The contrast between customers’ initial top-of-mind responses and their further elaborations can be illuminating. The chart in Figure 1 presents findings from the handwashing study mentioned earlier. The gray bars in the bottom half of the chart reflect the initial words that men used to describe their top-of-mind feelings, which you can see are primarily positive (as shown in the lower-left quadrant). But when asked to elaborate with other associated words (as shown in the top half of the chart), men began to use more words linked to unpleasant feelings (as shown in the gold bars in the upper-right quadrant). 

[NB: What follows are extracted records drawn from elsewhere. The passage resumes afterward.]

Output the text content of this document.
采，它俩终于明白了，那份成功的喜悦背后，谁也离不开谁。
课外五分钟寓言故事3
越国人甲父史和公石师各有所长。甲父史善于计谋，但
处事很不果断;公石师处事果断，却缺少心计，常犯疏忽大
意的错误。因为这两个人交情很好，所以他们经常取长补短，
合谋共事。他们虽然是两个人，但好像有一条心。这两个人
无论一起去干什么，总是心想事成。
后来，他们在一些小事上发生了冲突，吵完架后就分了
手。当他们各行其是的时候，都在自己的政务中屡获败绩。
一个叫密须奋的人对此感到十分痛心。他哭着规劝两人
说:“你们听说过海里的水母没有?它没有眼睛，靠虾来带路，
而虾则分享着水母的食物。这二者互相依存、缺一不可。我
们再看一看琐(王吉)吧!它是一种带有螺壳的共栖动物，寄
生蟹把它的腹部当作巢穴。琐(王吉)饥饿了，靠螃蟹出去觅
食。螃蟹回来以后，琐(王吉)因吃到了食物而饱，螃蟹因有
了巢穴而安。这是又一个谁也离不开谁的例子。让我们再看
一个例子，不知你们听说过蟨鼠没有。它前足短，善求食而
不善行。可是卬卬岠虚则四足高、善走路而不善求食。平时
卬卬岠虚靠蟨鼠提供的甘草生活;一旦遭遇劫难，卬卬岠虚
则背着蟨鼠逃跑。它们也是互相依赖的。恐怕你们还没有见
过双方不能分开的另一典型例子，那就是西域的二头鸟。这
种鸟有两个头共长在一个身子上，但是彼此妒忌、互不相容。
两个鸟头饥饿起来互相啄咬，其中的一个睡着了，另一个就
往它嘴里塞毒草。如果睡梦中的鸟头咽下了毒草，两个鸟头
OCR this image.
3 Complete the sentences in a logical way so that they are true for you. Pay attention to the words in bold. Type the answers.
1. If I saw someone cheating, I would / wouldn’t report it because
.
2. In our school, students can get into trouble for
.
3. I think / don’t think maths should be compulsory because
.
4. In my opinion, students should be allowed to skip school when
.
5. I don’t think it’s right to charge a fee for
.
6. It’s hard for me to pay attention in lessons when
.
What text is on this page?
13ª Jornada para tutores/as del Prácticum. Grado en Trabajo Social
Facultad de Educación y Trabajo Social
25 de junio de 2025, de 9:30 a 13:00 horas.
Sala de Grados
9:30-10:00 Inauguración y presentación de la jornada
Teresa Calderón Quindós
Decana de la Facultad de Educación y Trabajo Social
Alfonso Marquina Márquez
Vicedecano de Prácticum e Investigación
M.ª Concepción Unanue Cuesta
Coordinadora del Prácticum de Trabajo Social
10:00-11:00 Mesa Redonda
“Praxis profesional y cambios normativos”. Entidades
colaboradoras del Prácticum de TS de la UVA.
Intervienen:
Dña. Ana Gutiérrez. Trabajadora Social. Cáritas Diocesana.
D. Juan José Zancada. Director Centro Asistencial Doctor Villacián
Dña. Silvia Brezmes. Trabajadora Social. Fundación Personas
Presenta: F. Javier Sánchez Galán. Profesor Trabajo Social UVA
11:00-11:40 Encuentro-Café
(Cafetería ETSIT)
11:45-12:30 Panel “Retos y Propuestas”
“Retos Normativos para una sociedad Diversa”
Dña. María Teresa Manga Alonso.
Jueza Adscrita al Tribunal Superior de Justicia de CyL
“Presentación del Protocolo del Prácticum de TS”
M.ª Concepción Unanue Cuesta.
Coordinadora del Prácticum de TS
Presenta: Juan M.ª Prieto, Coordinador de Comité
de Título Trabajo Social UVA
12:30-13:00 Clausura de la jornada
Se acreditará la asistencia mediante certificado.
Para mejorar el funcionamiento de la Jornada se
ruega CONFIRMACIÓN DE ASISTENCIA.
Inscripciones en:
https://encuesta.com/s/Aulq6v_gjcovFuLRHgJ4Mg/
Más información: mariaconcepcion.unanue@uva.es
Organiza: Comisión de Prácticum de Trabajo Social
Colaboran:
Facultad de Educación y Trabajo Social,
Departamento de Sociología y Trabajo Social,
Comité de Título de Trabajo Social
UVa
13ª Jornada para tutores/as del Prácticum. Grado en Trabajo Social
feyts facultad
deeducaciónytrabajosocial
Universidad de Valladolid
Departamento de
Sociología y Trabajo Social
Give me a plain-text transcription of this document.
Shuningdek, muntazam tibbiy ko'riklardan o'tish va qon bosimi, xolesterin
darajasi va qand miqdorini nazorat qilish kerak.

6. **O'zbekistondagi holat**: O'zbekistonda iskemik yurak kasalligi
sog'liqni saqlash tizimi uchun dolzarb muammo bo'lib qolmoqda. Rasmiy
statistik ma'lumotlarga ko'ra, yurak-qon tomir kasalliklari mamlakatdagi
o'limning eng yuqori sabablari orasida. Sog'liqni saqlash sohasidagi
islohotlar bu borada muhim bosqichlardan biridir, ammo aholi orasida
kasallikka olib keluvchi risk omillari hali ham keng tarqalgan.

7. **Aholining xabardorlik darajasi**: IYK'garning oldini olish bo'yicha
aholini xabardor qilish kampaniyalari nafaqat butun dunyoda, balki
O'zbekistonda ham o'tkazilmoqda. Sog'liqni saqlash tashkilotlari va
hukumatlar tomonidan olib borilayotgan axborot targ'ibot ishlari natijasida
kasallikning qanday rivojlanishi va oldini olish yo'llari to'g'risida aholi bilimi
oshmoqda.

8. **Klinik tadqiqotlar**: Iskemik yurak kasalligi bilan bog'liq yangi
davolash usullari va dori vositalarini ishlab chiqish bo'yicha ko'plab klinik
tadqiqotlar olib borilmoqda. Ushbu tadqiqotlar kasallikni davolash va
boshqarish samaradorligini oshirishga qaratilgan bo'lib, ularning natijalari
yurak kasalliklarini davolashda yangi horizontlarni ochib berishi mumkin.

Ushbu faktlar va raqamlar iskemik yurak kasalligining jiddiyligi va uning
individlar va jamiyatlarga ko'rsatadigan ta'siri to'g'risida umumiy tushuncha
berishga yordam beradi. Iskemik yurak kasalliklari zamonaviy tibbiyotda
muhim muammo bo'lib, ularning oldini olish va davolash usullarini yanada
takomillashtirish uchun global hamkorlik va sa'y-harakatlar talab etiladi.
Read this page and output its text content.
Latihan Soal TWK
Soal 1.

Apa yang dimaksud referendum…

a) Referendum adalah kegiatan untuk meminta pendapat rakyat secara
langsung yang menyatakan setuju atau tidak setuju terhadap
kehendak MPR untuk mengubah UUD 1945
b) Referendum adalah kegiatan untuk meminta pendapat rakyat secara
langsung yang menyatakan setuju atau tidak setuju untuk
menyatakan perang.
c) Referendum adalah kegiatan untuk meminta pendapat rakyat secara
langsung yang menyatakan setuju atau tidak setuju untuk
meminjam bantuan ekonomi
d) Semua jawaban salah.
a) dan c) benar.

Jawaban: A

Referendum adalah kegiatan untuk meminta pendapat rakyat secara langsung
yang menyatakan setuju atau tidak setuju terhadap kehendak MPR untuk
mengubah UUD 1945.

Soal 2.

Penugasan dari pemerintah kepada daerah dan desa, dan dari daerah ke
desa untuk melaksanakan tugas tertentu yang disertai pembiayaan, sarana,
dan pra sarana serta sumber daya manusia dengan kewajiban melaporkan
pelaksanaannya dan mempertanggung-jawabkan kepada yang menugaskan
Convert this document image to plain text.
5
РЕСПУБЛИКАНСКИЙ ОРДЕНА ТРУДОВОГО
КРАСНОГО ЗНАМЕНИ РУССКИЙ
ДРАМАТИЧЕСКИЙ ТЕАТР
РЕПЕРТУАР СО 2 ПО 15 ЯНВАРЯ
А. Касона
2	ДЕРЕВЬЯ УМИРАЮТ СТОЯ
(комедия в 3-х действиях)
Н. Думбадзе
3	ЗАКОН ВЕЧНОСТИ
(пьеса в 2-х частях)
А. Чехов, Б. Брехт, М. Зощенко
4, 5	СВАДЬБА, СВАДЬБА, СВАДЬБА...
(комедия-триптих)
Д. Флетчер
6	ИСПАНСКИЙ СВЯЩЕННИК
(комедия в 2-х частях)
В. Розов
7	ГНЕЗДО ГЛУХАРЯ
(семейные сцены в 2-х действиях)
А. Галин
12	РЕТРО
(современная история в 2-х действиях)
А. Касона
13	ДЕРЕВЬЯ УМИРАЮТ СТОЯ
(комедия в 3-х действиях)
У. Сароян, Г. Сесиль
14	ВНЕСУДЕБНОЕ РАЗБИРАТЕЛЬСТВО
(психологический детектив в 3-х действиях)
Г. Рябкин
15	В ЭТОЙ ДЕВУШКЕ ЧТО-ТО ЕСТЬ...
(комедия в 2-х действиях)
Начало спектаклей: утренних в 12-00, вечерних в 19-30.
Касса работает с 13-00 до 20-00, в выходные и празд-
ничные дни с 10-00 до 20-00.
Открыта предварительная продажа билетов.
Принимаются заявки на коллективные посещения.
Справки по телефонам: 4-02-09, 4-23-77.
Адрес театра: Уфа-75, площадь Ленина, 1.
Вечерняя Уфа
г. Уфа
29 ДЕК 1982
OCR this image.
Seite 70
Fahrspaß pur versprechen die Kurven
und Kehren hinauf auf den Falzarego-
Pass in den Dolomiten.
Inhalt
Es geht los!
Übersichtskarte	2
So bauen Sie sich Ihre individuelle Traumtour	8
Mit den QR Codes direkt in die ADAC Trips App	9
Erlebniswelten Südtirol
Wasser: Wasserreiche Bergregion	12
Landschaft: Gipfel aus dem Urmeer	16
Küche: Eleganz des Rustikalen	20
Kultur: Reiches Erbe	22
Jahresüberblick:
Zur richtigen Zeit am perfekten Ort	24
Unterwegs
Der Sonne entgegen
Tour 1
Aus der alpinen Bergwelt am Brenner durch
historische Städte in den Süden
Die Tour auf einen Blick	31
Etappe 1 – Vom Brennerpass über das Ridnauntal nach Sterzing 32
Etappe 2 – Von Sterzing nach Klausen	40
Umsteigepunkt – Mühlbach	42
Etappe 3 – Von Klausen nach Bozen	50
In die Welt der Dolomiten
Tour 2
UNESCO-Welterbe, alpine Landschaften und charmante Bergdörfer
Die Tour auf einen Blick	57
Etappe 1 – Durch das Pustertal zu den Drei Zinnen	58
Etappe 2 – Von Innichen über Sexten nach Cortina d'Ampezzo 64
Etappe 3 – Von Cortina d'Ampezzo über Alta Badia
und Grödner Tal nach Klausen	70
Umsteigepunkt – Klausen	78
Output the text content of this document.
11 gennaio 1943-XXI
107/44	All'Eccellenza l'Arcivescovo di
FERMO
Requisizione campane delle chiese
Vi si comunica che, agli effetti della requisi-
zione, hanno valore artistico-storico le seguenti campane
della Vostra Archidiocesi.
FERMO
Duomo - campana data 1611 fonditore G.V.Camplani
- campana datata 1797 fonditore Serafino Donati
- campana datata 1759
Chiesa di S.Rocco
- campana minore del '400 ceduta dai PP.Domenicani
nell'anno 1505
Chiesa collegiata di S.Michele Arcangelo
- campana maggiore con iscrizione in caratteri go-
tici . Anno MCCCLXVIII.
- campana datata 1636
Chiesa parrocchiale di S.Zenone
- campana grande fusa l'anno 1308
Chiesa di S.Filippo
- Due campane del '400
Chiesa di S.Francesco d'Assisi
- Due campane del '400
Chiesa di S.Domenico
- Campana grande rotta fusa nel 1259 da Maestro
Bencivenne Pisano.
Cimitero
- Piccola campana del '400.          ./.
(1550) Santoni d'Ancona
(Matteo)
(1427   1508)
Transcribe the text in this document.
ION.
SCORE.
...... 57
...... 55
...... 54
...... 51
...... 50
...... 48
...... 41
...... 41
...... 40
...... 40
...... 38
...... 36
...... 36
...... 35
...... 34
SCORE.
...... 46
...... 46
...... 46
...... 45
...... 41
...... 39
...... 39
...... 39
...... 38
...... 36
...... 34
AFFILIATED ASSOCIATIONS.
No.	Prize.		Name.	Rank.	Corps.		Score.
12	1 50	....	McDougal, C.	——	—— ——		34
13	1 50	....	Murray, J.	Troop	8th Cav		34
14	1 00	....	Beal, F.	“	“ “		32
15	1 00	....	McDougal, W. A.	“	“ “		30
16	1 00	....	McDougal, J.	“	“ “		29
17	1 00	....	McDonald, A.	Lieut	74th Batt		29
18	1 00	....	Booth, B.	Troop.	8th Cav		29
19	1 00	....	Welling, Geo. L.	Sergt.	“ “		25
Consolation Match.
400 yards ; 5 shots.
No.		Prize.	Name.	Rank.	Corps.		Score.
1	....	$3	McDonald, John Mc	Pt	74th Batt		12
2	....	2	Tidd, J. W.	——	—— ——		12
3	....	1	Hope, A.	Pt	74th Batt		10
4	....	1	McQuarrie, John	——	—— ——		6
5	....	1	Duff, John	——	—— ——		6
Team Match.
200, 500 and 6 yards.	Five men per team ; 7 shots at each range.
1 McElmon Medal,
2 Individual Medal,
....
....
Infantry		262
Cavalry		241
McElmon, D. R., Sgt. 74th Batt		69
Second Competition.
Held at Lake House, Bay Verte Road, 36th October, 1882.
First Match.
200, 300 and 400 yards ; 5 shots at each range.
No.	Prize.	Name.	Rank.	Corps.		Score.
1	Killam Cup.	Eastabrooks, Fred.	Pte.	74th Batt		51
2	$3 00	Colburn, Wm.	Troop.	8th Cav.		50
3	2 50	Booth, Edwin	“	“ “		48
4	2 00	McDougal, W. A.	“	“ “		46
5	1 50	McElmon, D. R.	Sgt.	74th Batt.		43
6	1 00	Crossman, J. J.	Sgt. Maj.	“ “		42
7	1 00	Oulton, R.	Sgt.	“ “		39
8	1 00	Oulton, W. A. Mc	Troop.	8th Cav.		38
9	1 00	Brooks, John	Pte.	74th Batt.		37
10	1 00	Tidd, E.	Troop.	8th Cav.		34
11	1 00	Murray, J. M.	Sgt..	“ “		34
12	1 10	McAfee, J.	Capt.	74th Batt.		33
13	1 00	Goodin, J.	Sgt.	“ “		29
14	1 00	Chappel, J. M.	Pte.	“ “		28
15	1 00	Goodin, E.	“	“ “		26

These findings presented an important segmentation opportunity for the hand-soap producer: Its appeals to women could focus on fragrance and skincare benefits, while it could offer men time-saving solutions such as touch-free soap dispensers.

An opportunity

As we’ve discussed, the data shows that customers tend to rely more on their hearts than their heads when it comes to making purchase decisions. Rather than this illogical behavior being a problem, it can be an opportunity for marketers to tweak their strategies and better reach their customers. Here are a few of the areas where language-based emotion research can lead to important insights for your marketing strategy: 

  • Brand positioning. What emotions do customers associate with your brand and your competitors’ brands? Does your brand trigger emotions linked to the attributes that are most important for brand leadership?
  • Brand image. Does the brand image you’re developing align with a desirable emotional image for the brand? Your brand could be the market leader but if customers harbor negative emotions toward the brand, your market position could be vulnerable.
  • Brand messaging. Finding the language that will hit the right emotional triggers can be key to the success of your advertising and promotional campaigns. 
  • Customer experience. Emotion research can give you rich insights about the customer’s journey, such as where your customers are developing – or losing – essential emotional connections with your brand, product or organization.

Ongoing monitoring

Customers’ emotions are a moving target, rippling in response to individual circumstances and market forces, which is why ongoing monitoring of emotions is a critical part of emotion research. After you’ve performed an initial assessment of customers’ feelings and responded to the implications of those findings, you should develop a plan for monitoring customers’ emotions in response to changes in your strategy (and to your competitors’ actions). With the new language-based emotion research techniques and tools, marketers can move one step closer to reading the minds and hearts of customers.